Robert I. Blum: Sure. Nobody better than Fady Malik to answer that question.

Fady Ibraham Malik: Executive Vice President of Research & Development Well, so it’s really interesting when we look at the myosin motor protein after 20-plus years, we’ve now identified 3 distinct binding sites for small molecule modulators of the protein. Aficamten binds in one place, omecamtiv mecarbil and mavacamten bind in another place. And lastly, the CK-586 or ulacamten bind and even a third place. And each of them has distinct effects of — on how they impact motor function in the sarcomere, you can describe. I won’t really go into the details and specifics here. But those differences, I think as we may be seeing in the clinic lead to differences in their profiles. And I think it’s still a little early to know exactly how they differ and which one may be preferred.

But there are, I think, differences that are emerging. With ulacamten, we see potentially a more shallow decrease in ejection fraction, a more shallow PK/PD curve than even aficamten. And we think the reversibility of both compounds is not just a feature of the compound itself, but also potentially the mechanism where they bind. So I’d say stay tuned. I hope to someday write a paper that describes all the various different biology and how it links to clinical.

Operator: And your next question comes from the line of Ash Verma with UBS.

Ashwani Verma: I wanted to ask like this late-cycle meeting push out from June to September, is that a result of your prior 3-month PDUFA extension? Or is this a separate development, which can now have a cascading effect on your PDUFA date? What I’m trying to understand is like does the September late-cycle meeting give FDA enough of a runway to now finish up the wrap-up activities on the review before the deadline?

Robert I. Blum: Yes. So as we said in the scripted comments, we believe that the shift in the late-cycle meeting is consistent with the PDUFA date extension, and we don’t have any reason to think that there’s anything else here.
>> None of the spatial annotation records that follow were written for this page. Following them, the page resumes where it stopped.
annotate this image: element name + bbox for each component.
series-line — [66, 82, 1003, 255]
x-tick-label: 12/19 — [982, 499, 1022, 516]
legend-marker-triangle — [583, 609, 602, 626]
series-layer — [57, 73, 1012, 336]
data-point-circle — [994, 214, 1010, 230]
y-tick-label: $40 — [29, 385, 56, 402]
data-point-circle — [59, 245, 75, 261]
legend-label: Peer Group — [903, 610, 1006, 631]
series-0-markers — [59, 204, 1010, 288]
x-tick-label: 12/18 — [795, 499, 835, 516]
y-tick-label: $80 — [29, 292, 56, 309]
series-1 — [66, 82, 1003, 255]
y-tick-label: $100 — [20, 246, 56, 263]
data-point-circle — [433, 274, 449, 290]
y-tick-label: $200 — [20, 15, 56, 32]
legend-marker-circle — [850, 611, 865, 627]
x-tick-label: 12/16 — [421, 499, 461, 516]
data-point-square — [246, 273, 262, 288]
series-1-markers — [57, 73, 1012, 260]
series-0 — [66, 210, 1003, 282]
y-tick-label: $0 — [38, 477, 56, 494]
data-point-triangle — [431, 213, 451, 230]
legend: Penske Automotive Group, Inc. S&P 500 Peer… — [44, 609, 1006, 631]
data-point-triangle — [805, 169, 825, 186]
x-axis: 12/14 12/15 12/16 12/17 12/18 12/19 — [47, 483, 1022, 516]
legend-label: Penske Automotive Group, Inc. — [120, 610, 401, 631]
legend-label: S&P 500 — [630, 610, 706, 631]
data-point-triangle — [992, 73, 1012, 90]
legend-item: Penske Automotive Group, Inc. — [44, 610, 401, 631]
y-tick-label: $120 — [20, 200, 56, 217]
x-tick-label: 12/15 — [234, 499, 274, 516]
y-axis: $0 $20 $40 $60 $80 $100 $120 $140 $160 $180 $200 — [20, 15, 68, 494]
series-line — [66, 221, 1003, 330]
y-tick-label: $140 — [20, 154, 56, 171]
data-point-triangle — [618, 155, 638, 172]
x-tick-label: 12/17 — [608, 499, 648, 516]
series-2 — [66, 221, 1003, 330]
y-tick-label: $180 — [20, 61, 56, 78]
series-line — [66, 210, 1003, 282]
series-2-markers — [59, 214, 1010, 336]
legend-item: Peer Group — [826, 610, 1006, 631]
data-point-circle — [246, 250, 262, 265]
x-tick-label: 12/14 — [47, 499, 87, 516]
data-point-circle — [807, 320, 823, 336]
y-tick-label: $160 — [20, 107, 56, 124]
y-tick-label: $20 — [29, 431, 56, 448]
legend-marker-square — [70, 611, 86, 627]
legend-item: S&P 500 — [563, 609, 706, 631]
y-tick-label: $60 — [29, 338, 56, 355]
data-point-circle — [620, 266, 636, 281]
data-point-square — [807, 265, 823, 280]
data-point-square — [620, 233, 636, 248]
And we believe that based on interactions we’ve been having in the meantime with FDA that we should consider still this as a hopeful approval consistent with PDUFA date. No reason to believe otherwise.

Operator: And I’m showing no further questions at this time. I would like to turn it back to the President and CEO, Robert Blum, for closing remarks.

Robert I. Blum: Thank you, operator, and thanks to all the participants on our call today. We appreciate your continued support. We appreciate your continued interest in Cytokinetics. Lots going on, and we think this midyear check-in is indicative of why we continue to be quite ambitious and hopeful and planning for success with what we hope will be our first medicine to be potentially approved later this year and all that goes with it. With that, operator, we can conclude the call. Thanks very much.

Operator: Thank you, presenters. And ladies and gentlemen, this concludes today’s conference call. Thank you all for joining. You may now disconnect.